There are several lifestyle changes that can improve symptoms and quality of life for a patient. Patients should follow an individualised exercise plan that is tailored to their needs. Maintaining a healthy weight through a combination of regular exercise and a healthy diet is important in COPD and patients may see a dietitian as part of a pulmonary rehabilitation programme. Ensuring compliance with all prescribed medications, including inhalers, can help improve symptoms and avoid exacerbations. A patient should also have regular reviews with their specialist to monitor their condition. Patients should try to avoid certain triggers to reduce the risk of a flare-up, including dust, fumes, smoke, and other such irritants.
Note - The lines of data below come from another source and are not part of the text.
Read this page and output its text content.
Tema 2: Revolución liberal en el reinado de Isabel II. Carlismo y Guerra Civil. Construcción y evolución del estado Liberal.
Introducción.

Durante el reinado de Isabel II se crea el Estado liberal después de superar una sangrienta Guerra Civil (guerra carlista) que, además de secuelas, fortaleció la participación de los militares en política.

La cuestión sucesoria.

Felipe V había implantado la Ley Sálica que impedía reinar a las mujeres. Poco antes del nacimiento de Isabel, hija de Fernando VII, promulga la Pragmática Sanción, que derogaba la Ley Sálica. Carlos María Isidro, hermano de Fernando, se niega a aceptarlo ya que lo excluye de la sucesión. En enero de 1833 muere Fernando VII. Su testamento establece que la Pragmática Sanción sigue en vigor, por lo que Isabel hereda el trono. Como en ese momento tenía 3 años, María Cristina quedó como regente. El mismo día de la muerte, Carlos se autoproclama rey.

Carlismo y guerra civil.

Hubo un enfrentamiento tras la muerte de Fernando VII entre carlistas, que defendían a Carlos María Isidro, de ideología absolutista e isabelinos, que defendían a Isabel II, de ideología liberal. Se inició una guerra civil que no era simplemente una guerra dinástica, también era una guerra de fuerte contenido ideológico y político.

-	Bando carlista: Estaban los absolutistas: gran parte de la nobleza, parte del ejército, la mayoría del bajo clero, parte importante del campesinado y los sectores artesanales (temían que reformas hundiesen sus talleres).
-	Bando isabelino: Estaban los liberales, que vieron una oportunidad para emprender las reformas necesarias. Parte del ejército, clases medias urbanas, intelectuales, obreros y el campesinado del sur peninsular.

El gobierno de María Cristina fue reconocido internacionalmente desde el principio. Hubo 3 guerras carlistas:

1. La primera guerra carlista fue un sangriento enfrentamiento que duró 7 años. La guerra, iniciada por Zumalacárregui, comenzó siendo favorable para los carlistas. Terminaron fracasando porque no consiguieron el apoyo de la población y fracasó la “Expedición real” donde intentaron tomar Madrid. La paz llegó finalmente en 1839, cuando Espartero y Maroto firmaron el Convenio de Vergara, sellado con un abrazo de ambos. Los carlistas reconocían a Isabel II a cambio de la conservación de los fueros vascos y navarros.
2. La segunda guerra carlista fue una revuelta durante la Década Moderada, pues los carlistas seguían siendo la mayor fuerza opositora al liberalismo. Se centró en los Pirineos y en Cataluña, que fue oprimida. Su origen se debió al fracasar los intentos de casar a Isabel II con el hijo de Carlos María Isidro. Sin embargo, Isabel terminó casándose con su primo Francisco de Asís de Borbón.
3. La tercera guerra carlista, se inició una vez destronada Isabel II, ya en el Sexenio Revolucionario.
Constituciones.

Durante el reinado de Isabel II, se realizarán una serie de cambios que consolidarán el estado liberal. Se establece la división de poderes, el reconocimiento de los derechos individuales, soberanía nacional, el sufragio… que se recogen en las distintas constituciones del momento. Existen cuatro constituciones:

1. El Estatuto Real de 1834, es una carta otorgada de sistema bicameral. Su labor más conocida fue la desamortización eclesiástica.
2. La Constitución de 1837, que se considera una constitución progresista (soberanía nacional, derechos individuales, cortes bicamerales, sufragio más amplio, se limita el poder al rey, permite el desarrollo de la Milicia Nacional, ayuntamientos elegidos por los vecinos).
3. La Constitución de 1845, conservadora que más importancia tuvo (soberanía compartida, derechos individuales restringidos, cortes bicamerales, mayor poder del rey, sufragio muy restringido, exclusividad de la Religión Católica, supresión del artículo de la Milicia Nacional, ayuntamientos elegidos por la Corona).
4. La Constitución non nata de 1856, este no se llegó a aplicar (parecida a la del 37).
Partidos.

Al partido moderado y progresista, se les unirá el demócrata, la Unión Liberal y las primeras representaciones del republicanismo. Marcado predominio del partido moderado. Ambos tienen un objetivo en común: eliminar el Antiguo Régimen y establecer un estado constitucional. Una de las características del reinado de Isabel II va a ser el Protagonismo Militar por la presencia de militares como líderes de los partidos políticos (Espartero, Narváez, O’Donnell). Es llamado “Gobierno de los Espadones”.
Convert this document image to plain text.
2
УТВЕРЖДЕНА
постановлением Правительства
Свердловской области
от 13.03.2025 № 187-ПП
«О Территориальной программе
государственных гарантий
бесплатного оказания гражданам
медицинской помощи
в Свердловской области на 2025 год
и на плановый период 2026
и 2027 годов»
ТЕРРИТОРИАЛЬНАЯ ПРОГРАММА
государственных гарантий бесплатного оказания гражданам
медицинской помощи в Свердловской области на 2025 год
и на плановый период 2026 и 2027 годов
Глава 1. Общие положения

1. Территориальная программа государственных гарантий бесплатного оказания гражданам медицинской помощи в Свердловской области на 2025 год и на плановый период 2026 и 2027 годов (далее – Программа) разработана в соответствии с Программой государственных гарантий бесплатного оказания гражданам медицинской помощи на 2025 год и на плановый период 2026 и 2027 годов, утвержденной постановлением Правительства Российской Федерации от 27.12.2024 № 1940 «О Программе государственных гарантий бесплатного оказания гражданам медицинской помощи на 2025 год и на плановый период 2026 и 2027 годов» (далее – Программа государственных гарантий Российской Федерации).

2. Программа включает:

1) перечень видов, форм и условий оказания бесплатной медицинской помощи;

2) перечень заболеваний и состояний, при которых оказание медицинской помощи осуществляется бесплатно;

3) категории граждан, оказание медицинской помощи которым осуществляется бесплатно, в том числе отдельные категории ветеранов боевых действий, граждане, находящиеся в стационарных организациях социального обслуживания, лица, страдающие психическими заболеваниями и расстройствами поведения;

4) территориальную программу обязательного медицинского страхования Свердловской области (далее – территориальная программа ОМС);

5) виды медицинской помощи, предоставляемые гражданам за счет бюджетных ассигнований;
Breathing techniques can help with breathlessness and specific techniques can be used to help clear the lungs of mucus. Finally, avoiding cold weather and periods of hot weather and high humidity can reduce the risk of exacerbations.(2)(28)

Vaccination is one of the most important preventative measures against certain viral respiratory infections. Patients with COPD are much more vulnerable to respiratory infections. Respiratory illnesses including influenza, the common cold, pneumonia, and Covid-19 are responsible for exacerbations that can greatly increase morbidity and mortality in COPD patients. Preventing respiratory infections by vaccination can improve quality of life, symptom control and patient survival. Patients with COPD should have the flu vaccination annually, receive the pneumococcal vaccine as well as having all available Covid-19 vaccinations.(29)

Reference upon request

Disclaimer: Brands mentioned in this article are meant as example only and not meant as preference to other brands.